Frente a la tentación autoritaria, la mejor respuesta fue la que dio un terrible tirano, quien, por lógica, debía saber mucho de estos pormenores: cuando el general MacArthur amenazó, en plena guerra de Corea, con lanzar la bomba atómica, Mao Zedong la calificó como un tigre de papel. Él sabía cuándo el autoritarismo podía funcionar y cuándo no. El riesgo es la sobre-regulación. La sobre-reacción frente al impacto de las disruptive technologies. Se vuelva a cumplir la ley universal de Bachelard: un error alimenta el error de signo contrario. Ni uno ni otro. La disruptive technology contribuye de manera relevante a la destrucción creativa, tan esencial al progreso. El Estado democrático de Derecho cuando amenaza en el Virtual Wild West es un tigre de papel. Sin embargo, el Estado democrático de Derecho necesita de las disruptive technologies. Son su principal obra, son el resultado de las instituciones inclusivas que alimentan el cambio imprescindible para el progreso. Es forzoso encontrar el punto de equilibrio.

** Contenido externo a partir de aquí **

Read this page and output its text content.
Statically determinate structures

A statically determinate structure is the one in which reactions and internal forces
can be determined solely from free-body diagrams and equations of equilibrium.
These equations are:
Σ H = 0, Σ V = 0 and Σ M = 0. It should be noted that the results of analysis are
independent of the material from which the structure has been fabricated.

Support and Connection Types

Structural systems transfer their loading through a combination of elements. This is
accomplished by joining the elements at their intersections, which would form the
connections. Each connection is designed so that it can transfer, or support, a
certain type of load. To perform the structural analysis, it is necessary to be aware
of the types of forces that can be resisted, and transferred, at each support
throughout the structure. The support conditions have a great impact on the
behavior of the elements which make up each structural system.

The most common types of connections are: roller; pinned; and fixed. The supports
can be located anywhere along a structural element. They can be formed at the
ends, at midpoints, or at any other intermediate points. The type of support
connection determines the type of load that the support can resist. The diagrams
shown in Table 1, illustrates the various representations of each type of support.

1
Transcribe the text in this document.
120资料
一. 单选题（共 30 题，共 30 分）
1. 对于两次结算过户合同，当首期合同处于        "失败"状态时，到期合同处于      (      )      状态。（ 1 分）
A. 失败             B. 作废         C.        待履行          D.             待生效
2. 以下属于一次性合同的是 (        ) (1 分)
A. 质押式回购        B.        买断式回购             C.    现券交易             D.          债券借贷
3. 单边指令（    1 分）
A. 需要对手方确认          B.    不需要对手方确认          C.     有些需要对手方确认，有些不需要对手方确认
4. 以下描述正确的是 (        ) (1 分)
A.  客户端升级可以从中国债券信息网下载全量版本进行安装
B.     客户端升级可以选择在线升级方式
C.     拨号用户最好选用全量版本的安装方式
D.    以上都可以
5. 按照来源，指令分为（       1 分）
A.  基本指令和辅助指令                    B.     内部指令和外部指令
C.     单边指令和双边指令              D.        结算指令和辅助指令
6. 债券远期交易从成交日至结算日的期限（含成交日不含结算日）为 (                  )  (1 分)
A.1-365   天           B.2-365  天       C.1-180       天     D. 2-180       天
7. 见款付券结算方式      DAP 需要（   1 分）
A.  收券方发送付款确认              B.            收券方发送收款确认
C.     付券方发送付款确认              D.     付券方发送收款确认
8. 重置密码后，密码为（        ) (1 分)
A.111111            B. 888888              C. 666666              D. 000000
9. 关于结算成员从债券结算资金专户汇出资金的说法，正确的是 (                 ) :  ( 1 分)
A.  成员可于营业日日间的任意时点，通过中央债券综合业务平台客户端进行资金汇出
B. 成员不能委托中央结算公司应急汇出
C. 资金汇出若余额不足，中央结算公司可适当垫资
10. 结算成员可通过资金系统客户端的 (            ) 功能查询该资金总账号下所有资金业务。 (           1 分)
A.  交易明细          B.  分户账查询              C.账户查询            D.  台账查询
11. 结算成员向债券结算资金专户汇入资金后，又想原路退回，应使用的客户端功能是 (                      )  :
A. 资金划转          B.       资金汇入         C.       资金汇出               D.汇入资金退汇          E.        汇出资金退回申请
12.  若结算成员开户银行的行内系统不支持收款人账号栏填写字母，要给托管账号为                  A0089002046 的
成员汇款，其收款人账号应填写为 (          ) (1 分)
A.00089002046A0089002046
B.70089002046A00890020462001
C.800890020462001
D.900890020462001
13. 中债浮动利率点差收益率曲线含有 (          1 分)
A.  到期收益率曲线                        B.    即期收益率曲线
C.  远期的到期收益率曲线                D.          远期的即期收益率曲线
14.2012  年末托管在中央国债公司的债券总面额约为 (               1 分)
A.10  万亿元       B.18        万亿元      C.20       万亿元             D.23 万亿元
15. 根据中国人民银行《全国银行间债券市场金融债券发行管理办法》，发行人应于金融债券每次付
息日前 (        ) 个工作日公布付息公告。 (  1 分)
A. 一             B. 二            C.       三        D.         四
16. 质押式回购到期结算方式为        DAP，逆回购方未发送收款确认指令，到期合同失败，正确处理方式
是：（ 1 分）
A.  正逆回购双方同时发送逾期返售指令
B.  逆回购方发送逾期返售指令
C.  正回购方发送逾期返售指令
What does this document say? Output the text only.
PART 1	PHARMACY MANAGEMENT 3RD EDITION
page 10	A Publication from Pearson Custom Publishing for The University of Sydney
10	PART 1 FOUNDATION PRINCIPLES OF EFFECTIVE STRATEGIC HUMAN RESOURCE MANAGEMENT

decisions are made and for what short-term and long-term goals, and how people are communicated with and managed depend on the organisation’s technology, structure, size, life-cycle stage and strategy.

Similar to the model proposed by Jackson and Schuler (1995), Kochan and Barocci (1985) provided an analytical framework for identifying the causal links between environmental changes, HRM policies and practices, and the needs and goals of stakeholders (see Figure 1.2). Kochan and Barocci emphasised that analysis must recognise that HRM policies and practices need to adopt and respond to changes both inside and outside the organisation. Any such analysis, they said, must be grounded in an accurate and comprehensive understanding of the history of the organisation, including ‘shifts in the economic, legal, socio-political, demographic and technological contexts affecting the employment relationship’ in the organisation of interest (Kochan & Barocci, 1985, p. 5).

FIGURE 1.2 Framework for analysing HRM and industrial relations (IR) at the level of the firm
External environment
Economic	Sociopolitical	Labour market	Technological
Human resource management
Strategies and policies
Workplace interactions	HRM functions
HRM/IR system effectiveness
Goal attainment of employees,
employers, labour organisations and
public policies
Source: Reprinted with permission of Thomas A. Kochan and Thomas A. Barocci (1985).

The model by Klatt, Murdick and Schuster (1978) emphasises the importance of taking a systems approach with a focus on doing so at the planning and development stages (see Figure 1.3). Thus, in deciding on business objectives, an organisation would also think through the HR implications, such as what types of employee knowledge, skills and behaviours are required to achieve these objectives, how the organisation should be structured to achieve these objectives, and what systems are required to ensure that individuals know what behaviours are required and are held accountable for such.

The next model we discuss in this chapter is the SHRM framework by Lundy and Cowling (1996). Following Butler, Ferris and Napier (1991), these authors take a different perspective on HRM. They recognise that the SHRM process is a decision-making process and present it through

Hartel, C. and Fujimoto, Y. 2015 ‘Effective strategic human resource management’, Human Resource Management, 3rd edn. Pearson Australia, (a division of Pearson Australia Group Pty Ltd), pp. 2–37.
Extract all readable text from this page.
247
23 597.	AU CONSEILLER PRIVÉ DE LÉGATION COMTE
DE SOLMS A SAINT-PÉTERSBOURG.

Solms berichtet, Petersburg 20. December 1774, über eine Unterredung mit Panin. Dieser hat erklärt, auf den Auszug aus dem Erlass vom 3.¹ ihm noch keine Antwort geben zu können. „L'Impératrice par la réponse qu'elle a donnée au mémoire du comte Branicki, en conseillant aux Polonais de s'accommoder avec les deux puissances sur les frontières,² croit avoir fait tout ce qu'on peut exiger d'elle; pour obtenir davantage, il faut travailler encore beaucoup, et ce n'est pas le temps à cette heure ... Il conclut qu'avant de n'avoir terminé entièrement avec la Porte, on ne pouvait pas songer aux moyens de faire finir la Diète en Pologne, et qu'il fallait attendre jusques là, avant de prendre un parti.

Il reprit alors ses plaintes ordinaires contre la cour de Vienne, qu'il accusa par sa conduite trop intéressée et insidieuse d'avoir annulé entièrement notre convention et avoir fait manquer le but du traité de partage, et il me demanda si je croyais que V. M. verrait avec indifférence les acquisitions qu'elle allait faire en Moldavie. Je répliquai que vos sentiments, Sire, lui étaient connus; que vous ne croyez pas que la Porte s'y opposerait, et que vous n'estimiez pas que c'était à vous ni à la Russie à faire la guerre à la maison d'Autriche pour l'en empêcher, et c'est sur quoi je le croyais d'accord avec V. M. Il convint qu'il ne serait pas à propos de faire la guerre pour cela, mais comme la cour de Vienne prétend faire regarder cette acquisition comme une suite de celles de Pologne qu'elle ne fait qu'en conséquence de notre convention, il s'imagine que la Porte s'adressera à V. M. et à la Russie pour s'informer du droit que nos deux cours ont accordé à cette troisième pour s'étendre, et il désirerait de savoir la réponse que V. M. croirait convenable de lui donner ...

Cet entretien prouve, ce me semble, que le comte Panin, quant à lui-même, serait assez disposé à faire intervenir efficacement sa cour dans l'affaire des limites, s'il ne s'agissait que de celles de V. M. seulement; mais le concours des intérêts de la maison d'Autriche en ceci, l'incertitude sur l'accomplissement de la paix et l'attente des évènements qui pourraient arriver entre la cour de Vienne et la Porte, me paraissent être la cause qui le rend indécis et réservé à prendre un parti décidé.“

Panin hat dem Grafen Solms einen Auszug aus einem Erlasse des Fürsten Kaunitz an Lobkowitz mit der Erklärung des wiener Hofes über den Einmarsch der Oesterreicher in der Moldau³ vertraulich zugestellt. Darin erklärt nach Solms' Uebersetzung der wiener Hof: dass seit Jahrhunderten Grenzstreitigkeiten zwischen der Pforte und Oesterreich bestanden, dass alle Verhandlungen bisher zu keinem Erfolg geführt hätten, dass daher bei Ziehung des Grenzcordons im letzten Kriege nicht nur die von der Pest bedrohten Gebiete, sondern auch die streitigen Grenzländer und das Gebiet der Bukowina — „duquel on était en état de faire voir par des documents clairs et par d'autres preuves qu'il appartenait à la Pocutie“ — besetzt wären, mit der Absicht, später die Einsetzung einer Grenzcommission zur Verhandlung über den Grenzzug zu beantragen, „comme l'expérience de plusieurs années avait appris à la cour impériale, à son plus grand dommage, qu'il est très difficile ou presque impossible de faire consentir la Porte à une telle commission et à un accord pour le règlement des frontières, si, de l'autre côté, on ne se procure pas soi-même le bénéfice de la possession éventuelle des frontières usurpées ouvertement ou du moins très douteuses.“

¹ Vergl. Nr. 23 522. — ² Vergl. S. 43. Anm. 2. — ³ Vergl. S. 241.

En el caso de Uber, una cosa es que no se pueda prohibir y otra negar que es ineludible garantizar los derechos de todas las partes (clientes, conductores y terceros), y preservar otros intereses públicos como la seguridad y la protección ambiental. También hay que proteger la igualdad entre todos los competidores. No parece razonable que convivan un mercado fuertemente regulado y otro absolutamente liberalizado.

La primera regulación en el mundo ha sido la de la Public Utilities Commission del Estado de California. En septiembre de 2013 aprobó la Order que regula las denominadas Transportation Network Companies, como Uber. Se enumeran unas obligaciones que deben cumplir las compañías (que no los conductores), precisamente, para garantizar ciertos objetivos de interés general. Las obligaciones son las siguientes: (i) cada empresa debe contar con una licencia concedida por el Estado; (ii) debe comprobar los antecedentes penales de cada conductor antes de que presten servicios; (iii) cada vehículo debe superar las inspecciones técnicas correspondientes; (iv) debe contratar un seguro con una cobertura no inferior a 1 millón de dólares por cada incidente en el que estén implicados vehículos y conductores mientras prestan servicios a la empresa; (v) debe garantizar que cada conductor no ha sido sancionado por infracciones graves a las normas del tráfico en los tres o siete años anteriores, en función del tipo de infracción; y (vi) no puede aceptar clientes recogidos en la calle. Igualmente, la Commission se compromete a revisar la regulación existente para que se adapte a las necesidades actuales y atender, en particular, las exigencias de seguridad, competencia, innovación, accesibilidad, congestión, y protección ambiental.

El Estado ha renunciado a prohibir. Ha impuesto unas obligaciones mínimas. Y, en particular, se insiste que no quiere (y no puede) perjudicar una “nascent industry”, pero la innovación no puede alejarle de cumplir con la misión de proteger los derechos de pasajeros y de terceros frente a las potenciales amenazas que a la seguridad representa unos conductores y unos vehículos de los que se desconoce si cumplen o no las normas de seguridad.

Internet y, en particular, Internet móvil es una técnica de comunicación completamente descentralizada. No hay ningún controlador absoluto que medie en todas las comunicaciones. Cabe la conexión y, además, bidireccional (interconexión e interacción), entre distintos usuarios para el intercambio de cualquier bien o servicio; cualquier cosa. Como lo ha demostrado Silk Road.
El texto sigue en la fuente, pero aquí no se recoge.